Bernanke’s more cautious tone in recent comments has added to uncertainty about growth. That has kept bond yields hovering around their lowest levels since early 2009, when the economy was in the depths of a recession.

Bond yields frequently fall and prices rise when traders aren’t certain about future growth. Bonds offer investors a relatively safe alternative to stocks. They won’t necessarily provide the potential return that stocks do, but they also have less risk for loss.

An auction for seven-year notes indicated there is still plenty of demand for Treasurys even with yields so low. The government easily auctioned $29 billion in seven-year notes Thursday.

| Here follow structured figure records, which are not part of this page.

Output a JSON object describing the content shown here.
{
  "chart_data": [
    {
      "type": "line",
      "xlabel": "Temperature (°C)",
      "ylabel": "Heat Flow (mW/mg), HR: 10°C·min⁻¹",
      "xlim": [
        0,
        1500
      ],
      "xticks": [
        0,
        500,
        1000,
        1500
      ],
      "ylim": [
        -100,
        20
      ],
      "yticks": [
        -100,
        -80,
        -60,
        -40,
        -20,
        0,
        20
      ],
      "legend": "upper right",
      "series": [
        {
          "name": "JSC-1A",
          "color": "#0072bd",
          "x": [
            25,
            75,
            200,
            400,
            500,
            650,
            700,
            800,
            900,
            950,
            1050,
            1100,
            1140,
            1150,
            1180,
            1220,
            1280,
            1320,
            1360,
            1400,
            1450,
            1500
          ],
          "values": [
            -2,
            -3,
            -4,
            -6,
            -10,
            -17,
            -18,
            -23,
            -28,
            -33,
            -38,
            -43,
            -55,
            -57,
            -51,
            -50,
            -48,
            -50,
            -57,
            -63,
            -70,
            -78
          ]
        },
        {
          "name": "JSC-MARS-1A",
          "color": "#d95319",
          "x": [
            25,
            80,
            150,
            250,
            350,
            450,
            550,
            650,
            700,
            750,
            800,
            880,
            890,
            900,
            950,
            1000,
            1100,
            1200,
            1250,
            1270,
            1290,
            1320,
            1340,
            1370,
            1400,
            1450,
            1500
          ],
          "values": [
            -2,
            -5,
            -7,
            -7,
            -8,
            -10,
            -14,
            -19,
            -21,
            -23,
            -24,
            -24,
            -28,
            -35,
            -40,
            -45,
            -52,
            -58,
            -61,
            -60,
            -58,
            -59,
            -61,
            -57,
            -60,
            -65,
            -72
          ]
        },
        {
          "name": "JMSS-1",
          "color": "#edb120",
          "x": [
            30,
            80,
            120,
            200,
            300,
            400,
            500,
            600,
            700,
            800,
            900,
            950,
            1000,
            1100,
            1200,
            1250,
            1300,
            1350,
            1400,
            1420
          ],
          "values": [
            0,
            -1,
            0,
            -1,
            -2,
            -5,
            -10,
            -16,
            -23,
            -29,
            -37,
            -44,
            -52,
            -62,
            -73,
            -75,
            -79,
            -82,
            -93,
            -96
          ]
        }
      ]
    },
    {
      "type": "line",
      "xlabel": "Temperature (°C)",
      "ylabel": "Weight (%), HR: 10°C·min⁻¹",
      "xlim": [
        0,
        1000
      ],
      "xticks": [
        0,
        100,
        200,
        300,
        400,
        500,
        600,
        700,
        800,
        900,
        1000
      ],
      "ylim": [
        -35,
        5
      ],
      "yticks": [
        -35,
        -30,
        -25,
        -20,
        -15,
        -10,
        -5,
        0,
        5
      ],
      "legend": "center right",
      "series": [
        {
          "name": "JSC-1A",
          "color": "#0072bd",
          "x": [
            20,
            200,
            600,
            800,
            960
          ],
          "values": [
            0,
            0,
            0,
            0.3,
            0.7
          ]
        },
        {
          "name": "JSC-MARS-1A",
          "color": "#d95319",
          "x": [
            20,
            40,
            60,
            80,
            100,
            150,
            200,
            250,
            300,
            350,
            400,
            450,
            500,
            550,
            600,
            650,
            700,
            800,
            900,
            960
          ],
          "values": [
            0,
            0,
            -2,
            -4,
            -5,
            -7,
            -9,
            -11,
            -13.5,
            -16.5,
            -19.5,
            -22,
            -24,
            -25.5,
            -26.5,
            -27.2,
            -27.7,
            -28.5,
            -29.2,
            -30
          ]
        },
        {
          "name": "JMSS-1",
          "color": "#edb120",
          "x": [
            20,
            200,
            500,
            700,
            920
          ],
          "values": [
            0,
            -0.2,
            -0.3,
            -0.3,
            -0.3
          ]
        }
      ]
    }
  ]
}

The bid-to-cover ratio, a measure of demand, was 2.98, higher than in recent auctions for notes with the same maturity length.

The yield on previously issued seven-year notes that mature in July 2017 fell to 1.96 percent from 1.99 percent late Wednesday. The price of the seven-year note rose 15.625 cents to $102.688.

In other trading, the yield on the two-year note maturing in July 2012 was unchanged at 0.53 percent as its price held steady at $99.688.

The price on the 30-year bond that matures in August 2040 rose 43.75 cents to $105.938, pushing its yield down to 3.55 percent from 3.57 percent.

The yield on the three-month bill was unchanged at 0.15 percent.